Il se réveille en sursaut, entendant des hurlements dans la pièce, son professeur est entrain de fulminer sur des novices tandis que Joséf tente de reprendre son souffle, la douleur étant bien présente.
– Vous rendez-vous compte de votre bêtise ? Vous êtes complément irresponsables, vous auriez pu le tuer avec cette formule !
Joséf se relève tant bien que mal tout en murmurant des mots en latin ; sa main se lève pour contrôler une bûche enflammée dans la cheminée avant qu’il ne la fasse voler sur celui ayant fomenté cette histoire, lui délivrant une correction qu’il mérite amplement.
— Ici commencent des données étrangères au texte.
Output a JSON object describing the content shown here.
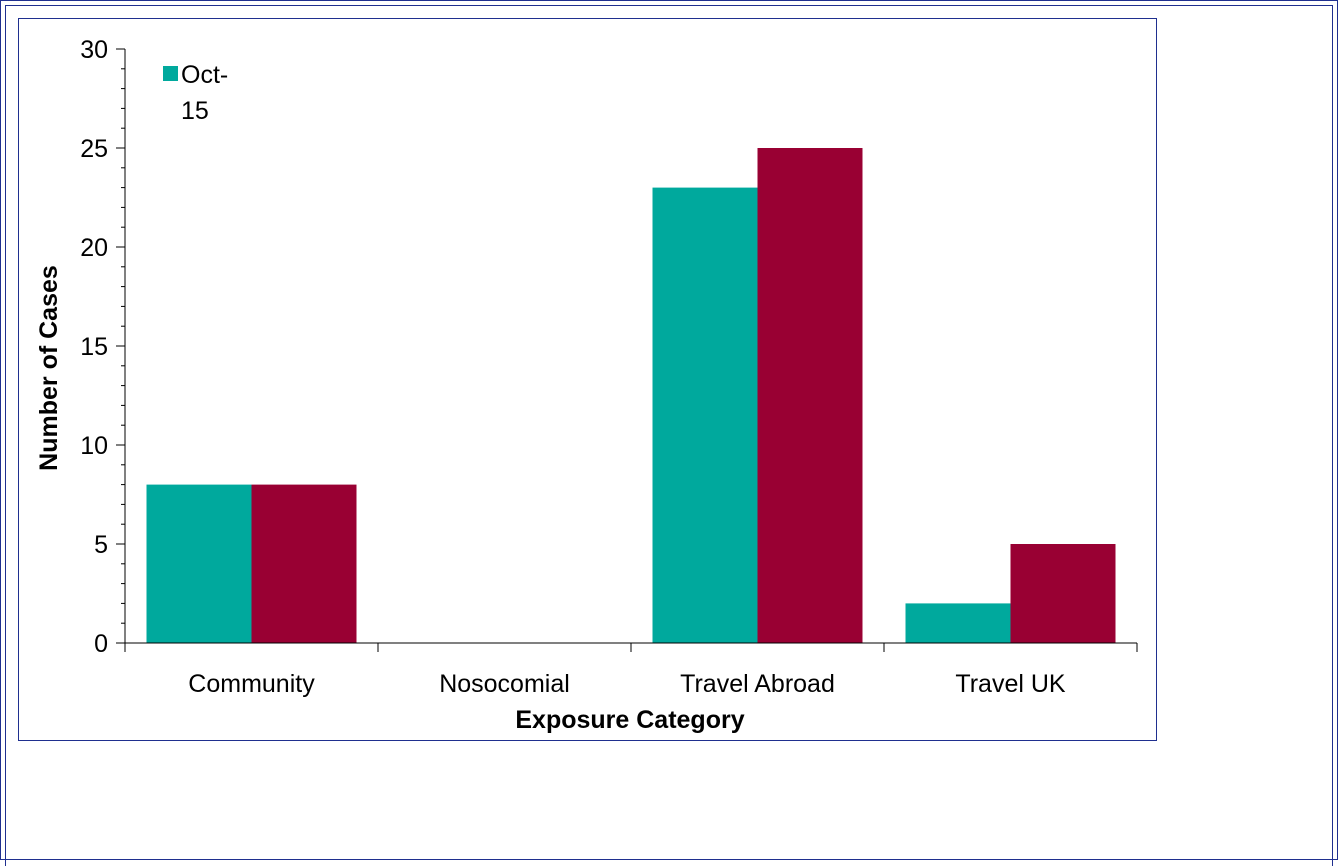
{
  "chart_data": {
    "type": "bar",
    "title": "",
    "xlabel": "Exposure Category",
    "ylabel": "Number of Cases",
    "categories": [
      "Community",
      "Nosocomial",
      "Travel Abroad",
      "Travel UK"
    ],
    "series": [
      {
        "name": "Oct-15",
        "values": [
          8,
          0,
          23,
          2
        ],
        "color": "#00a99d"
      },
      {
        "name": "",
        "values": [
          8,
          0,
          25,
          5
        ],
        "color": "#990033"
      }
    ],
    "ylim": [
      0,
      30
    ],
    "yticks": [
      0,
      5,
      10,
      15,
      20,
      25,
      30
    ],
    "ytick_labels": [
      "0",
      "5",
      "10",
      "15",
      "20",
      "25",
      "30"
    ],
    "grid": false,
    "legend_position": "top-left",
    "legend_lines": [
      "Oct-",
      "15"
    ]
  },
  "colors": {
    "frame": "#1f2f8f",
    "axis": "#000000"
  }
}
– Le prochain qui recommence, je le brûle en entier, qu’il gronde entre ses dents en regardant ses complices.
Et le plus impressionnant semble être le précepteur qui le regarde avec cet air de connivence, ne disant rien de plus car ce n’est pas nécessaire. Il sait très bien que ce genre de conflit doit se régler de la sorte, et pourtant, les garçons ayant fait cela seront encore plus sévèrement punis par la suite par le conseil de l’Académie.
ZWANZIGSTE NOVEMBER 2010L’heure est enfin arrivée et c’est sous les yeux de sa famille et de son Coven, que ses pas le guident vers le livre d’Hadès qu’il va enfin pouvoir signer de son nom et de son sang pour se lier à lui et pour vouer sa vie entière au reste de son Assemblée : à ses frères et à ses sœurs. Joséf n’a aucune crainte, n’a aucun doute : son existence entière est gouvernée par la magie et par cette appartenance à cette communauté qui vit en marge des autres. Le blondinet alors âgé de seize ans attrape la plume délicatement ciselée et décorée et pique le bout de son doigt avec pour commencer à écrire son patronyme entier et le parapher.
Ce n’est que deux heures plus tard qu’un petit animal vint à sa rencontre, sans qu’il ne le veuille, un pelage d’un roux délicat parsemé d’une rayure noire au niveau des yeux ; le lien s’établit de lui-même entre eux deux. Le petit écureuil répondait au nom de Ellie, et elle semblait radicalement correspondre à sa psyché et à sa façon de penser. Il en fit son familier, la bête chargée de le protéger et de le guider lorsque la route est trop sombre, même pour une créature vouant sa vie au seigneur noir. Depuis cet instant, il n’est pas rare de la voir grimper dans ses cheveux ou se loger dans le creux de ses clavicules.
DRITTE APRIL 2015Les présages n’étaient pourtant pas funestes, l’auguste n’avait pas prévu qu’une telle chose allait se produire. Pourtant, la crevure dans l’espace-temps fut ignoble. Son cœur fut transpercé par une douleur inimaginable, comme celles qu’infligent les vaudous à travers leurs poupées de malheur. Joséf à genoux dans la forêt alors qu’il récupérait simplement des herbes pour des décoctions prévues pour des rituels à venir. Les larmes roulent sur ses yeux tandis qu’il se met à hurler à pleins poumons, brisant le silence de la forêt, son cri poussé par la magie à travers tout l’espace des arbres. Il s’effondre à terre, cherchant à reprendre son souffle alors que cette trace rouge réapparaît autour de son cou.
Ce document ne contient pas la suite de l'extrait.